It will be understood that the present invention may have various other embodiments. Furthermore, while the form of the invention herein shown and described constitutes a preferred embodiment of the invention, it is not intended to illustrate all possible forms thereof. It will also be understood that the words used are words of description rather than limitation, and that various changes may be made without departing from the spirit and scope of the invention disclosed. Thus, the scope of the invention should be determined by the appended claims and their legal equivalents, rather than solely by the examples given.

Claims

1. A method, comprising the steps of:

creating a single data table from at least two disparate data sets;

activating a pivot table function;

choosing at least two fields for a pivot table field list; and

using at least two fields from the pivot table field list to create a pivot table report.

2. The method of claim 1, wherein the single data table is created in Microsoft Excel.

3. The method of claim 1, wherein the single data table is created from data residing in a database.

4. The method of claim 1, wherein an error checking routine checks the single data table.

5. The method of claim 4, wherein the error checking routine comprises the steps of identifying one or more rows of the pivot table report wherein one or more data values are missing.

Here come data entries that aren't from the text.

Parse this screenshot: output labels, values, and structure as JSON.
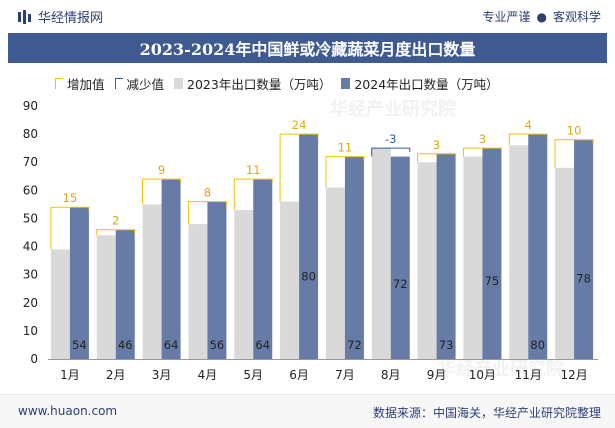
{
  "header": {
    "brand": "华经情报网",
    "tagline_left": "专业严谨",
    "tagline_dot": "●",
    "tagline_right": "客观科学"
  },
  "footer": {
    "site": "www.huaon.com",
    "source": "数据来源：中国海关，华经产业研究院整理"
  },
  "watermarks": [
    "华经产业研究院",
    "华经产业研究院"
  ],
  "colors": {
    "title_bg": "#3f5a8f",
    "bar_2023": "#d9d9d9",
    "bar_2024": "#667ca6",
    "increase": "#f2c200",
    "decrease": "#2e5fa5"
  },
  "chart_data": {
    "type": "bar",
    "title": "2023-2024年中国鲜或冷藏蔬菜月度出口数量",
    "legend": [
      "增加值",
      "减少值",
      "2023年出口数量（万吨）",
      "2024年出口数量（万吨）"
    ],
    "categories": [
      "1月",
      "2月",
      "3月",
      "4月",
      "5月",
      "6月",
      "7月",
      "8月",
      "9月",
      "10月",
      "11月",
      "12月"
    ],
    "series": [
      {
        "name": "2023年出口数量（万吨）",
        "values": [
          39,
          44,
          55,
          48,
          53,
          56,
          61,
          75,
          70,
          72,
          76,
          68
        ]
      },
      {
        "name": "2024年出口数量（万吨）",
        "values": [
          54,
          46,
          64,
          56,
          64,
          80,
          72,
          72,
          73,
          75,
          80,
          78
        ]
      }
    ],
    "change_labels": [
      "15",
      "2",
      "9",
      "8",
      "11",
      "24",
      "11",
      "-3",
      "3",
      "3",
      "4",
      "10"
    ],
    "ylim": [
      0,
      90
    ],
    "yticks": [
      0,
      10,
      20,
      30,
      40,
      50,
      60,
      70,
      80,
      90
    ],
    "legend_position": "top-left",
    "grid": false
  }
}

6. The method of claim 1, wherein at least one data set has data relating to manufacturing standards and another data set has data relating to items actually manufactured.

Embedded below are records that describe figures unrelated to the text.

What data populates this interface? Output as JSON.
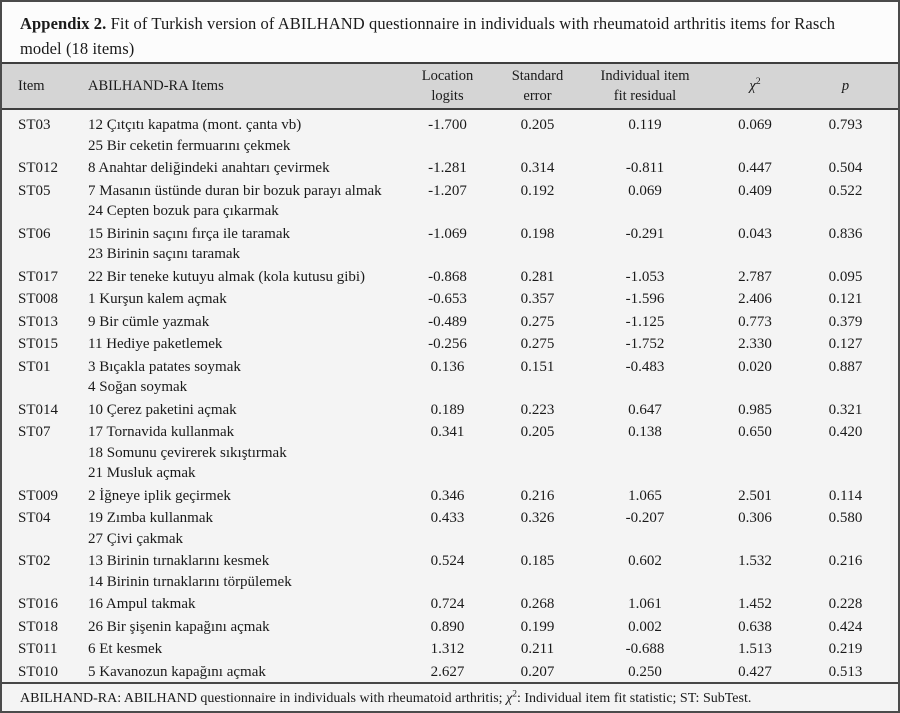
{
  "caption": {
    "label": "Appendix 2.",
    "text": " Fit of Turkish version of ABILHAND questionnaire in individuals with rheumatoid arthritis items for Rasch model (18 items)"
  },
  "table": {
    "headers": {
      "item": "Item",
      "items": "ABILHAND-RA Items",
      "location": [
        "Location",
        "logits"
      ],
      "standard": [
        "Standard",
        "error"
      ],
      "fit": [
        "Individual item",
        "fit residual"
      ],
      "chi2": {
        "base": "χ",
        "sup": "2"
      },
      "p": "p"
    },
    "rows": [
      {
        "item": "ST03",
        "tasks": [
          "12 Çıtçıtı kapatma (mont. çanta vb)",
          "25 Bir ceketin fermuarını çekmek"
        ],
        "location": "-1.700",
        "se": "0.205",
        "fit": "0.119",
        "chi2": "0.069",
        "p": "0.793"
      },
      {
        "item": "ST012",
        "tasks": [
          "8 Anahtar deliğindeki anahtarı çevirmek"
        ],
        "location": "-1.281",
        "se": "0.314",
        "fit": "-0.811",
        "chi2": "0.447",
        "p": "0.504"
      },
      {
        "item": "ST05",
        "tasks": [
          "7 Masanın üstünde duran bir bozuk parayı almak",
          "24 Cepten bozuk para çıkarmak"
        ],
        "location": "-1.207",
        "se": "0.192",
        "fit": "0.069",
        "chi2": "0.409",
        "p": "0.522"
      },
      {
        "item": "ST06",
        "tasks": [
          "15 Birinin saçını fırça ile taramak",
          "23 Birinin saçını taramak"
        ],
        "location": "-1.069",
        "se": "0.198",
        "fit": "-0.291",
        "chi2": "0.043",
        "p": "0.836"
      },
      {
        "item": "ST017",
        "tasks": [
          "22 Bir teneke kutuyu almak (kola kutusu gibi)"
        ],
        "location": "-0.868",
        "se": "0.281",
        "fit": "-1.053",
        "chi2": "2.787",
        "p": "0.095"
      },
      {
        "item": "ST008",
        "tasks": [
          "1 Kurşun kalem açmak"
        ],
        "location": "-0.653",
        "se": "0.357",
        "fit": "-1.596",
        "chi2": "2.406",
        "p": "0.121"
      },
      {
        "item": "ST013",
        "tasks": [
          "9 Bir cümle yazmak"
        ],
        "location": "-0.489",
        "se": "0.275",
        "fit": "-1.125",
        "chi2": "0.773",
        "p": "0.379"
      },
      {
        "item": "ST015",
        "tasks": [
          "11 Hediye paketlemek"
        ],
        "location": "-0.256",
        "se": "0.275",
        "fit": "-1.752",
        "chi2": "2.330",
        "p": "0.127"
      },
      {
        "item": "ST01",
        "tasks": [
          "3 Bıçakla patates soymak",
          "4 Soğan soymak"
        ],
        "location": "0.136",
        "se": "0.151",
        "fit": "-0.483",
        "chi2": "0.020",
        "p": "0.887"
      },
      {
        "item": "ST014",
        "tasks": [
          "10 Çerez paketini açmak"
        ],
        "location": "0.189",
        "se": "0.223",
        "fit": "0.647",
        "chi2": "0.985",
        "p": "0.321"
      },
      {
        "item": "ST07",
        "tasks": [
          "17 Tornavida kullanmak",
          "18 Somunu çevirerek sıkıştırmak",
          "21 Musluk açmak"
        ],
        "location": "0.341",
        "se": "0.205",
        "fit": "0.138",
        "chi2": "0.650",
        "p": "0.420"
      },
      {
        "item": "ST009",
        "tasks": [
          "2 İğneye iplik geçirmek"
        ],
        "location": "0.346",
        "se": "0.216",
        "fit": "1.065",
        "chi2": "2.501",
        "p": "0.114"
      },
      {
        "item": "ST04",
        "tasks": [
          "19 Zımba kullanmak",
          "27 Çivi çakmak"
        ],
        "location": "0.433",
        "se": "0.326",
        "fit": "-0.207",
        "chi2": "0.306",
        "p": "0.580"
      },
      {
        "item": "ST02",
        "tasks": [
          "13 Birinin tırnaklarını kesmek",
          "14 Birinin tırnaklarını törpülemek"
        ],
        "location": "0.524",
        "se": "0.185",
        "fit": "0.602",
        "chi2": "1.532",
        "p": "0.216"
      },
      {
        "item": "ST016",
        "tasks": [
          "16 Ampul takmak"
        ],
        "location": "0.724",
        "se": "0.268",
        "fit": "1.061",
        "chi2": "1.452",
        "p": "0.228"
      },
      {
        "item": "ST018",
        "tasks": [
          "26 Bir şişenin kapağını açmak"
        ],
        "location": "0.890",
        "se": "0.199",
        "fit": "0.002",
        "chi2": "0.638",
        "p": "0.424"
      },
      {
        "item": "ST011",
        "tasks": [
          "6 Et kesmek"
        ],
        "location": "1.312",
        "se": "0.211",
        "fit": "-0.688",
        "chi2": "1.513",
        "p": "0.219"
      },
      {
        "item": "ST010",
        "tasks": [
          "5 Kavanozun kapağını açmak"
        ],
        "location": "2.627",
        "se": "0.207",
        "fit": "0.250",
        "chi2": "0.427",
        "p": "0.513"
      }
    ]
  },
  "footnote": {
    "pre": "ABILHAND-RA: ABILHAND questionnaire in individuals with rheumatoid arthritis; ",
    "chi": "χ",
    "sup": "2",
    "post": ": Individual item fit statistic; ST: SubTest."
  }
}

7. The method of claim 1, wherein at least one data set has a field relating to calendar months.

8. The method of claim 1, wherein at least one data set has data relating to a budget, and another data set has data relating to actuals.

9. The method of claim 1, wherein the single data table is populated with at least two hundred data values.

10. A pivot table report created according to the method of claim 1.

11. A method, comprising the steps of:

creating a single data table populated with 250 data values;

activating a pivot table function;

choosing at least two fields for a pivot table field list; and

using at least two fields from the pivot table field list to create a pivot table report.

12. The method of claim 11, wherein the single data table is created in Microsoft Excel.

13. The method of claim 11, wherein the single data table is created from data residing in a database.

14. The method of claim 11, wherein an error checking routine checks the single data table.

15. The method of claim 14, wherein the error checking routine comprises the steps of identifying one or more rows of the pivot table report wherein one or more data values are missing.

16. The method of claim 11, wherein at least one data set has data relating to manufacturing standards and another data set has data relating to items actually manufactured.

17. The method of claim 11, wherein at least one data set has a field relating to calendar months.

18. The method of claim 11, wherein at least one data set has data relating to a budget, and another data set has data relating to actuals.

19. A pivot table report created according to the method of claim 11.